Ich überwand mich also und rief den Friseurmeister an. Er war unglaublich freundlich und berichtete mit ruhiger Stimme und dennoch sehr eindringlich über die entsetzliche Situation im Ahrtal. Durch das Gespräch mit ihm war ich in der Lage, die eigentlich unfassbare Dimension dieser Katastrophe aus der Ferne besser einzuordnen – und auch für die Leser zu Papier zu bringen. Ich bemühte mich sehr, ihn nicht zu unterbrechen und hatte mir meine Fragen vorab genau überlegt, um keine Gefühle zu verletzen oder aufdringlich zu erscheinen. Und dann passierte der Fauxpas: Wie das im Home Office so ist, stürzte meine kleine Tochter mitten im Gespräch neben mir vom Stuhl und brach in lautes Geschrei aus. Ich musste Daniel Röber unterbrechen und bitten, ihn später nochmal anrufen zu dürfen. Ich fühlte mich nicht nur unprofessionell, sondern auch unsensibel. Zu meinem großen Glück schien er es mir nicht persönlich genommen zu haben.

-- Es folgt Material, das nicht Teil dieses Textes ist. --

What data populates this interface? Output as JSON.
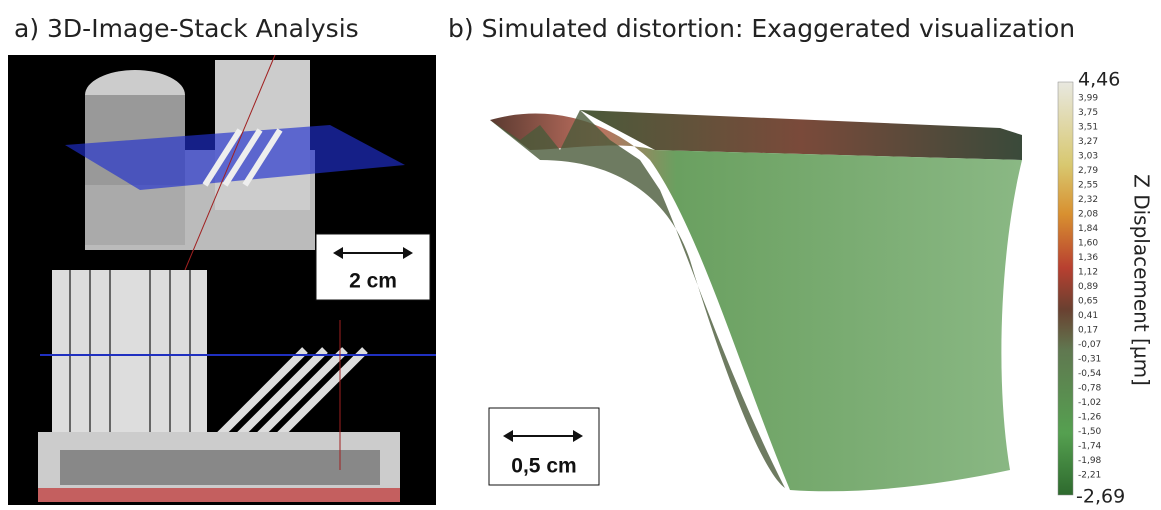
{
  "panel_a": {
    "title": "a) 3D-Image-Stack Analysis",
    "scale_bar": "2 cm"
  },
  "panel_b": {
    "title": "b) Simulated distortion: Exaggerated visualization",
    "scale_bar": "0,5 cm",
    "colorbar": {
      "label": "Z Displacement [µm]",
      "max": "4,46",
      "min": "-2,69",
      "ticks": [
        "3,99",
        "3,75",
        "3,51",
        "3,27",
        "3,03",
        "2,79",
        "2,55",
        "2,32",
        "2,08",
        "1,84",
        "1,60",
        "1,36",
        "1,12",
        "0,89",
        "0,65",
        "0,41",
        "0,17",
        "-0,07",
        "-0,31",
        "-0,54",
        "-0,78",
        "-1,02",
        "-1,26",
        "-1,50",
        "-1,74",
        "-1,98",
        "-2,21"
      ]
    }
  }
}
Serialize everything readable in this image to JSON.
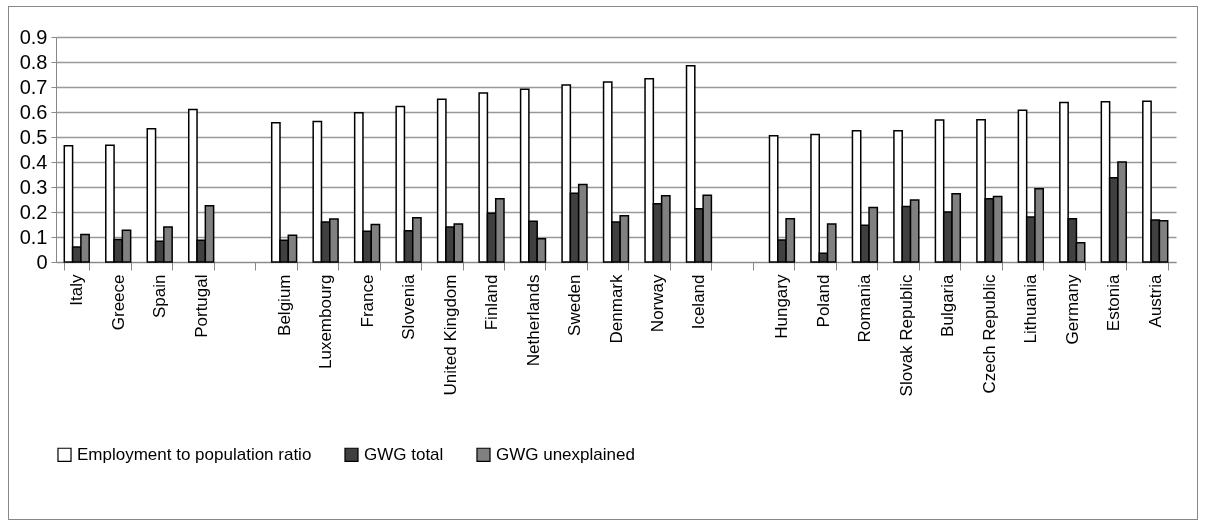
{
  "chart_data": {
    "type": "bar",
    "categories": [
      "Italy",
      "Greece",
      "Spain",
      "Portugal",
      null,
      "Belgium",
      "Luxembourg",
      "France",
      "Slovenia",
      "United Kingdom",
      "Finland",
      "Netherlands",
      "Sweden",
      "Denmark",
      "Norway",
      "Iceland",
      null,
      "Hungary",
      "Poland",
      "Romania",
      "Slovak Republic",
      "Bulgaria",
      "Czech Republic",
      "Lithuania",
      "Germany",
      "Estonia",
      "Austria"
    ],
    "series": [
      {
        "name": "Employment to population ratio",
        "color": "#ffffff",
        "values": [
          0.465,
          0.467,
          0.533,
          0.61,
          null,
          0.557,
          0.562,
          0.597,
          0.622,
          0.651,
          0.676,
          0.691,
          0.708,
          0.72,
          0.733,
          0.785,
          null,
          0.505,
          0.51,
          0.525,
          0.525,
          0.568,
          0.569,
          0.607,
          0.638,
          0.641,
          0.643
        ]
      },
      {
        "name": "GWG total",
        "color": "#404040",
        "values": [
          0.06,
          0.09,
          0.083,
          0.087,
          null,
          0.087,
          0.16,
          0.123,
          0.125,
          0.14,
          0.195,
          0.163,
          0.275,
          0.16,
          0.233,
          0.213,
          null,
          0.088,
          0.035,
          0.147,
          0.222,
          0.2,
          0.253,
          0.18,
          0.173,
          0.337,
          0.168
        ]
      },
      {
        "name": "GWG unexplained",
        "color": "#808080",
        "values": [
          0.11,
          0.127,
          0.14,
          0.225,
          null,
          0.107,
          0.172,
          0.15,
          0.177,
          0.152,
          0.253,
          0.093,
          0.31,
          0.185,
          0.265,
          0.267,
          null,
          0.173,
          0.152,
          0.218,
          0.248,
          0.273,
          0.262,
          0.293,
          0.077,
          0.4,
          0.165
        ]
      }
    ],
    "ylim": [
      0,
      0.9
    ],
    "yticks": [
      0,
      0.1,
      0.2,
      0.3,
      0.4,
      0.5,
      0.6,
      0.7,
      0.8,
      0.9
    ],
    "grid": "y",
    "legend": "bottom"
  }
}
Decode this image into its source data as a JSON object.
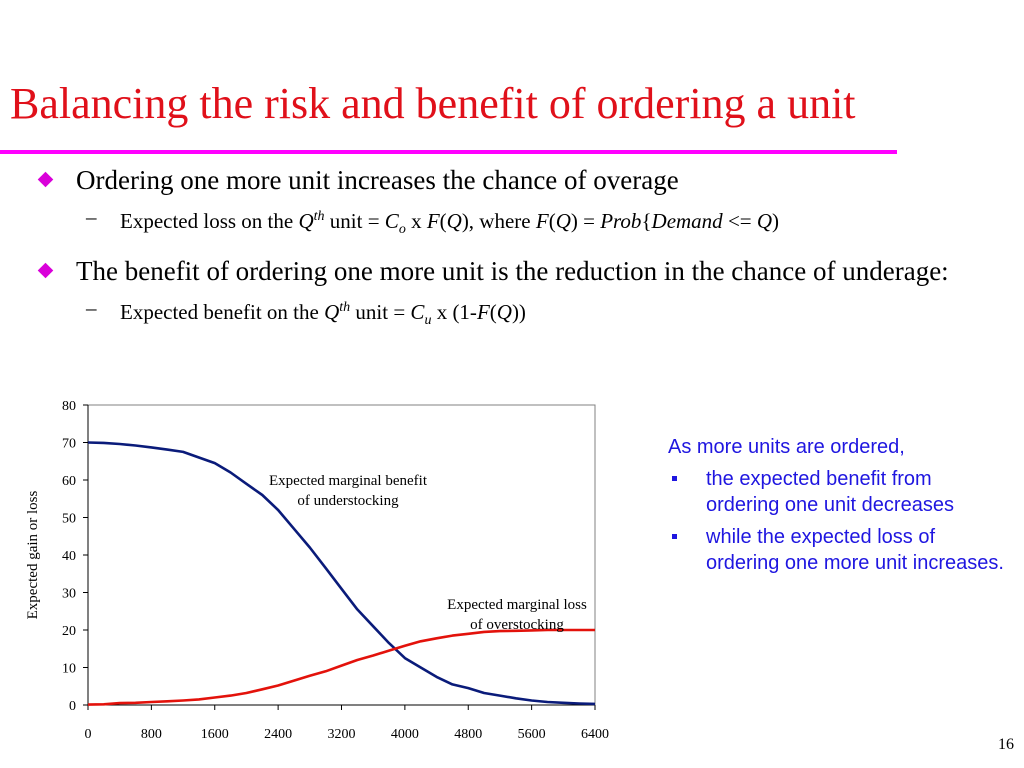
{
  "colors": {
    "title": "#e0101a",
    "rule": "#ff00ff",
    "bullet": "#d900d9",
    "side_text": "#1f16e0",
    "benefit_curve": "#0a1b7a",
    "loss_curve": "#e3120b",
    "axis": "#000000"
  },
  "slide": {
    "title": "Balancing the risk and benefit of ordering a unit",
    "page_number": "16"
  },
  "bullets": [
    {
      "text": "Ordering one more unit increases the chance of overage",
      "sub": {
        "p1": "Expected loss on the ",
        "q": "Q",
        "th": "th",
        "p2": " unit = ",
        "c": "C",
        "o": "o",
        "p3": " x ",
        "f": "F",
        "p4": "(",
        "q2": "Q",
        "p5": "), where ",
        "f2": "F",
        "p6": "(",
        "q3": "Q",
        "p7": ") = ",
        "prob": "Prob",
        "p8": "{",
        "demand": "Demand",
        "p9": " <= ",
        "q4": "Q",
        "p10": ")"
      }
    },
    {
      "text": "The benefit of ordering one more unit is the reduction in the chance of underage:",
      "sub": {
        "p1": "Expected benefit on the ",
        "q": "Q",
        "th": "th",
        "p2": " unit = ",
        "c": "C",
        "u": "u",
        "p3": " x (1-",
        "f": "F",
        "p4": "(",
        "q2": "Q",
        "p5": "))"
      }
    }
  ],
  "side_note": {
    "lead": "As more units are ordered,",
    "items": [
      "the expected benefit from ordering one unit decreases",
      "while the expected loss of ordering one more unit increases."
    ]
  },
  "chart_data": {
    "type": "line",
    "title": "",
    "xlabel": "",
    "ylabel": "Expected gain or loss",
    "xlim": [
      0,
      6400
    ],
    "ylim": [
      0,
      80
    ],
    "x_ticks": [
      "0",
      "800",
      "1600",
      "2400",
      "3200",
      "4000",
      "4800",
      "5600",
      "6400"
    ],
    "y_ticks": [
      "0",
      "10",
      "20",
      "30",
      "40",
      "50",
      "60",
      "70",
      "80"
    ],
    "grid": false,
    "series": [
      {
        "name": "Expected marginal benefit of understocking",
        "annotation": [
          "Expected marginal benefit",
          "of understocking"
        ],
        "x": [
          0,
          200,
          400,
          600,
          800,
          1000,
          1200,
          1400,
          1600,
          1800,
          2000,
          2200,
          2400,
          2600,
          2800,
          3000,
          3200,
          3400,
          3600,
          3800,
          4000,
          4200,
          4400,
          4600,
          4800,
          5000,
          5200,
          5400,
          5600,
          5800,
          6000,
          6200,
          6400
        ],
        "y": [
          70,
          69.9,
          69.6,
          69.2,
          68.7,
          68.1,
          67.5,
          66,
          64.5,
          62,
          59,
          56,
          52,
          47,
          42,
          36.5,
          31,
          25.5,
          21,
          16.5,
          12.5,
          10,
          7.5,
          5.5,
          4.5,
          3.2,
          2.5,
          1.8,
          1.2,
          0.8,
          0.6,
          0.4,
          0.3
        ]
      },
      {
        "name": "Expected marginal loss of overstocking",
        "annotation": [
          "Expected marginal loss",
          "of overstocking"
        ],
        "x": [
          0,
          200,
          400,
          600,
          800,
          1000,
          1200,
          1400,
          1600,
          1800,
          2000,
          2200,
          2400,
          2600,
          2800,
          3000,
          3200,
          3400,
          3600,
          3800,
          4000,
          4200,
          4400,
          4600,
          4800,
          5000,
          5200,
          5400,
          5600,
          5800,
          6000,
          6200,
          6400
        ],
        "y": [
          0.1,
          0.2,
          0.5,
          0.6,
          0.8,
          1.0,
          1.2,
          1.5,
          2.0,
          2.5,
          3.2,
          4.2,
          5.2,
          6.5,
          7.8,
          9.0,
          10.5,
          12.0,
          13.2,
          14.5,
          15.8,
          17.0,
          17.8,
          18.5,
          19.0,
          19.5,
          19.7,
          19.8,
          19.9,
          20.0,
          20.0,
          20.0,
          20.0
        ]
      }
    ]
  }
}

Als ich ihn um Fotos von der Flutkatastrophe bitten musste, kam ich mir wie ein rücksichtsloser Sensationsreporter vor. Doch mein Gesprächspartner kam meiner Bitte ganz unkompliziert und selbstverständlich nach.

Ich hoffe, dass mir diese für mich so schwierige Gratwanderung geglückt ist: dass ich neugierig genug war, um detailliert berichten und das Interesse der Leser wecken zu können. Und trotzdem sensibel genug, um nicht sensationsgierig zu wirken. Wenn Ihr Euch selbst ein Bild machen wollt, lest gerne meinen Artikel unter https://www.hamburger-textwerk.de/?p=276

Mein Dank gilt meinen Gesprächspartnern in den Flutgebieten. Ich wünsche Euch/Ihnen von Herzen viel Kraft in dieser schweren Situation.